Vice Adm David Venlet, commander of the Naval Air Systems Command (NAVAIR), must be confirmed by the Senate before he can take the position.
If approved, Venlet would replace a predecessor - Brig Gen David Heinz - who was removed from the JSF leadership post mid-way through what was expected to be a three-year tenure.
Venlet will inherit a programme that is expected to soon breach a cost threshold established under the Nunn-McCurdy Law. As a result, the Pentagon has already restructured the programme. In early February, Secretary of Defense Robert Gates announced decisions to slash up to 120 orders over the next five years and increase flight-test resources to shrink a projected 30-month delay to 13 months.
© Lockheed Martin
Lockheed Martin also must sacrifice up to $614 million in incentive fees.
A decorated radar intercept officer in the Grumman F-14, Venlet has previously served as deputy programme manager for the Boeing F/A-18 and programme manager for the navy's position in the US Air Force's Raytheon AIM-9X air-to-air missile development programme.
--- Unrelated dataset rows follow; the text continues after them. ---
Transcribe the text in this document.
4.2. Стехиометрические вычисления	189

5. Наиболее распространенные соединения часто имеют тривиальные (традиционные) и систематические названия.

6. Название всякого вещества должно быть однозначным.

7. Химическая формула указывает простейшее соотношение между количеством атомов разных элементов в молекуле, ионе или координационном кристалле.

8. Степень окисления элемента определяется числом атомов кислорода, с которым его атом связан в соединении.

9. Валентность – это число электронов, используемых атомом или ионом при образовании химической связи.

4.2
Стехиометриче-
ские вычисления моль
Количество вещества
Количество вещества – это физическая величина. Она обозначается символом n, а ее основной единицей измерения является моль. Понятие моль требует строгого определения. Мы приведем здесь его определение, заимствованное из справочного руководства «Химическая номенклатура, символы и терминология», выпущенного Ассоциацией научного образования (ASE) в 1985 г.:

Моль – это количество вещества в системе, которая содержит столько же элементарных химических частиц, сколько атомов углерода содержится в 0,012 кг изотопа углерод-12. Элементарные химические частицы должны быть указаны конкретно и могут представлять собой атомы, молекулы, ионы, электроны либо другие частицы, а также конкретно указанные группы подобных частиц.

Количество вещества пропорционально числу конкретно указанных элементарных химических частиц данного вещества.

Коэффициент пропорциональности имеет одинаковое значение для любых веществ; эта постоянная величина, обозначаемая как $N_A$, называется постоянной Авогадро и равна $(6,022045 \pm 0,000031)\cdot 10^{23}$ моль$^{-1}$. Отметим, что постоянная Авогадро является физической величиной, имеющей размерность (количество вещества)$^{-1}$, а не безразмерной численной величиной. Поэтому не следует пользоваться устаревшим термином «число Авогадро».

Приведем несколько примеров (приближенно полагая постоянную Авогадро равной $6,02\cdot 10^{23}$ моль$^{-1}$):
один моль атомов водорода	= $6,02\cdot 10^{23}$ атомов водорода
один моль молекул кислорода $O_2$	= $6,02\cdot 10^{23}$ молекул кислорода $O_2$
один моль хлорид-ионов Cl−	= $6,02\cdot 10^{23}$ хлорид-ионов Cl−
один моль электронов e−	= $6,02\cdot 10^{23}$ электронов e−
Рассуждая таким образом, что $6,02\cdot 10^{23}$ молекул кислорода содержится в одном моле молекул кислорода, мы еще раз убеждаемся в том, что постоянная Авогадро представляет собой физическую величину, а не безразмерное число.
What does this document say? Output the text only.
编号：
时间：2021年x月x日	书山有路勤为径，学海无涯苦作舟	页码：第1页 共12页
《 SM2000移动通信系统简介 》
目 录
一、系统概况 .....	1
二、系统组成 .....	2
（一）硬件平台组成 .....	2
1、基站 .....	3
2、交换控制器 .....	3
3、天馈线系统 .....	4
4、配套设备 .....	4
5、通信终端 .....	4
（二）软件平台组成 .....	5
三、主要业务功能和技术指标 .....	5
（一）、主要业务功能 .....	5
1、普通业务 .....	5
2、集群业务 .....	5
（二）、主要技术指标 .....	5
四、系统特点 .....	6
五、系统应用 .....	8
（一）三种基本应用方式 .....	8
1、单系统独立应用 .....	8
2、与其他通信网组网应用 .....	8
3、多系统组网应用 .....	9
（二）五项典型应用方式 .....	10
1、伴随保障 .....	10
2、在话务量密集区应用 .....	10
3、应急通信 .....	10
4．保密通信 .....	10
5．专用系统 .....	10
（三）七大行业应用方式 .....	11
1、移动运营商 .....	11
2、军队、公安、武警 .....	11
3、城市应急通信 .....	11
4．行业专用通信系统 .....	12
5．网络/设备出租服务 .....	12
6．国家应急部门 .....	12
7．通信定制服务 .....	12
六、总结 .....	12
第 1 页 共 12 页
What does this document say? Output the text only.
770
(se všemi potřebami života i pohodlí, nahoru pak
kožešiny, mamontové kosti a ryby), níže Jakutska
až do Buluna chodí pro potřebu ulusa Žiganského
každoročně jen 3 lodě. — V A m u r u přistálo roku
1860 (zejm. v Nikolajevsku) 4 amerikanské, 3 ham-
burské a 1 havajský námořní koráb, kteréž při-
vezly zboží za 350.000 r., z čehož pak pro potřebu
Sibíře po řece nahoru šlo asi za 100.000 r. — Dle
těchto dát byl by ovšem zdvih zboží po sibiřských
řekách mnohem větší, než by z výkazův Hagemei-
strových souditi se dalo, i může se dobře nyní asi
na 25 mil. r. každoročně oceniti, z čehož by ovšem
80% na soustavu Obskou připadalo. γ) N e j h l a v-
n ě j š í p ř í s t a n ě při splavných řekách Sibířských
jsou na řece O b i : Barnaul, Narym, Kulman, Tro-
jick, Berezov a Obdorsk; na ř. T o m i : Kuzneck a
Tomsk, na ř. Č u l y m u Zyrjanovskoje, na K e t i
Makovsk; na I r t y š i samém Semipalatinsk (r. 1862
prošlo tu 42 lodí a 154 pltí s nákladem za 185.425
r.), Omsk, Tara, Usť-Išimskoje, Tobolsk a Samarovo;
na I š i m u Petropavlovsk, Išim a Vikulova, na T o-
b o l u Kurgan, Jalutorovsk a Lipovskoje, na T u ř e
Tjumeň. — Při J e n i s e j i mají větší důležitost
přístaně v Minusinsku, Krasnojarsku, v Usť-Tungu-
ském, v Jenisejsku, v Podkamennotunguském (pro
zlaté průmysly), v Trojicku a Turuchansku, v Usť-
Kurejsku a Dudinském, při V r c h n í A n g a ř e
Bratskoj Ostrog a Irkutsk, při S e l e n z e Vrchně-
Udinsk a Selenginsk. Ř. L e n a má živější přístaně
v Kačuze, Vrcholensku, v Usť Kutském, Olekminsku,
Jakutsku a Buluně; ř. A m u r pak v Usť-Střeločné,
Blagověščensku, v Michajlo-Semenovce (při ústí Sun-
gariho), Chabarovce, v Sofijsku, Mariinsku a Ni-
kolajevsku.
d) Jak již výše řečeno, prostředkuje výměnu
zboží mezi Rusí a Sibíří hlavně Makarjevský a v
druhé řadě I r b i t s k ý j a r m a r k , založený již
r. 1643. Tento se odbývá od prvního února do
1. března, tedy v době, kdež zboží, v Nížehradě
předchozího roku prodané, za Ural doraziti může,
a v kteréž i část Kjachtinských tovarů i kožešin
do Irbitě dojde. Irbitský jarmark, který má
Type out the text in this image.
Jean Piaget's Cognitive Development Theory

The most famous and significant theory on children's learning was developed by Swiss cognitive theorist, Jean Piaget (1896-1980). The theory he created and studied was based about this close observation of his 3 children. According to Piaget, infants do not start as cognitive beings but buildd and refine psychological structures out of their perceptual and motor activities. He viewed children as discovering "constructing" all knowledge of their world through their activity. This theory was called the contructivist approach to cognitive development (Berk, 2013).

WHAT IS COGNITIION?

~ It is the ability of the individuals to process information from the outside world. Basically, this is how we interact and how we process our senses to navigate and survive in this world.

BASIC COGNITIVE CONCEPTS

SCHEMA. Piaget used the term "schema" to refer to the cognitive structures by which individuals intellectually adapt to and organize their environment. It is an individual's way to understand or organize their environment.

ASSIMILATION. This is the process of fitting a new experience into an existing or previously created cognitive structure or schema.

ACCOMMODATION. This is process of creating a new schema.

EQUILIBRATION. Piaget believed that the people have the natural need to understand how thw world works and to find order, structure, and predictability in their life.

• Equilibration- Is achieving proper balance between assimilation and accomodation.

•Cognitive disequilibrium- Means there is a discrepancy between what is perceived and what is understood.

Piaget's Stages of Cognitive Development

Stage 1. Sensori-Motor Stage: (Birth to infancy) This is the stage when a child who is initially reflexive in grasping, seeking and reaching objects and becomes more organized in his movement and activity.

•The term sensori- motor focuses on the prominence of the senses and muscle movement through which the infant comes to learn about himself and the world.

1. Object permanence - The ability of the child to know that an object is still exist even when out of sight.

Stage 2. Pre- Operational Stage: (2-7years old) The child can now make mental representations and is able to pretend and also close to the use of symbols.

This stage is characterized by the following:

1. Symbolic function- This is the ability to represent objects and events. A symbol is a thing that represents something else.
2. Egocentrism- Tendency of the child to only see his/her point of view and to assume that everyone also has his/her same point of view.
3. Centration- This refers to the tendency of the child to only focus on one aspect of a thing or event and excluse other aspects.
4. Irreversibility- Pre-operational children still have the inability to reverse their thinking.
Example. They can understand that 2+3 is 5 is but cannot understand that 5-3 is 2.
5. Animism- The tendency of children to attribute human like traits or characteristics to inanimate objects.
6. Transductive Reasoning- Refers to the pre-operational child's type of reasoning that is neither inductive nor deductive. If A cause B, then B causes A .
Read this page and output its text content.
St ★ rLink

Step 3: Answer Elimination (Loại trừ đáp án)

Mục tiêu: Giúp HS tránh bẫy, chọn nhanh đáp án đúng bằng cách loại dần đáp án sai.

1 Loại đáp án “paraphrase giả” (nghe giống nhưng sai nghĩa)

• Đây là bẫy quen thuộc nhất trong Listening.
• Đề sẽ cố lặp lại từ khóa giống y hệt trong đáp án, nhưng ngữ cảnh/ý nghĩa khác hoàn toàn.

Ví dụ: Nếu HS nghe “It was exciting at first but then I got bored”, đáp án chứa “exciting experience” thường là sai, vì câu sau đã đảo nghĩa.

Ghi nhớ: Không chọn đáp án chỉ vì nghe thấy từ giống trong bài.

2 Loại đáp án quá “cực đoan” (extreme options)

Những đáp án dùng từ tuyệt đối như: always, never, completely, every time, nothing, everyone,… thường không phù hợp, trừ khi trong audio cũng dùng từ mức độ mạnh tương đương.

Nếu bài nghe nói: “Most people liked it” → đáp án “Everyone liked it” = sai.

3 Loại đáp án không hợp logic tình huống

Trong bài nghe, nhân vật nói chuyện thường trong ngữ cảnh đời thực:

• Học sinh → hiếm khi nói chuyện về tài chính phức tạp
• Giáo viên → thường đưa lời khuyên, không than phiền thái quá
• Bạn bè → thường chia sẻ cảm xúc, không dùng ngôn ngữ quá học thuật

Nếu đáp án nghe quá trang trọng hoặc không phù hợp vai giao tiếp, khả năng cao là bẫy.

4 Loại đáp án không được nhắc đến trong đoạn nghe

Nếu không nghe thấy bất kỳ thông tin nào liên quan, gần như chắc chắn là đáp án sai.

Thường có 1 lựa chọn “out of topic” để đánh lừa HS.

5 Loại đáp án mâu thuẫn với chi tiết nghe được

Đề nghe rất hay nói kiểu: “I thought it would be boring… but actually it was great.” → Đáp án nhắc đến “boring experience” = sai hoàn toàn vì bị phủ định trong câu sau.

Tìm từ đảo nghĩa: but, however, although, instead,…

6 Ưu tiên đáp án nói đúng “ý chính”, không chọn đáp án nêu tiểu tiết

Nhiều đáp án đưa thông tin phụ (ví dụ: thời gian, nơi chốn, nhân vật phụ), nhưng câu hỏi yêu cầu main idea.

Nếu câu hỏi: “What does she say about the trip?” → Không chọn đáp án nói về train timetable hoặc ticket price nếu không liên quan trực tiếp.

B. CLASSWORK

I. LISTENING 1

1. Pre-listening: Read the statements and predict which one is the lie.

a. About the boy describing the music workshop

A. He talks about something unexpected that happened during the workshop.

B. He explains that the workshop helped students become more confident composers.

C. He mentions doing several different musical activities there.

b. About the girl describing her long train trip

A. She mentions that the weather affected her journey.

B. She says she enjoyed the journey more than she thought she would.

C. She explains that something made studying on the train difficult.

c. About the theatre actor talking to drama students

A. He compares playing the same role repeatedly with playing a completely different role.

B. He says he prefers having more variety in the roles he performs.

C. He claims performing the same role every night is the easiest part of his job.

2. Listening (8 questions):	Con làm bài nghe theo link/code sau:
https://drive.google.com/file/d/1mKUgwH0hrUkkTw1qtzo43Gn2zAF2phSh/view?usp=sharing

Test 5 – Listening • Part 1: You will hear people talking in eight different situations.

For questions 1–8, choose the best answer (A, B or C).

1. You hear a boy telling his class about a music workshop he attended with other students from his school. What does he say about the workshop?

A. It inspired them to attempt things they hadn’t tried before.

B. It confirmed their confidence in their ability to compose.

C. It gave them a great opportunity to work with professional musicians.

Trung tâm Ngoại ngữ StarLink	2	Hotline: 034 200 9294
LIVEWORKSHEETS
As NAVAIR chief, Venlet has managed to balance supporting both the F/A-18E/F Super Hornet and the F-35C carrier variant. He has publicly endorsed a strategy to buy more F/A-18E/Fs because of F-35C delays, and also defended the JSF programme's rate of progress.
Venlet would be the first USN officer to lead the JSF programme since Rear Adm Steven Enewold, who guided the programme through the redesign for the F-35B short take-off and vertical landing variant in 2004.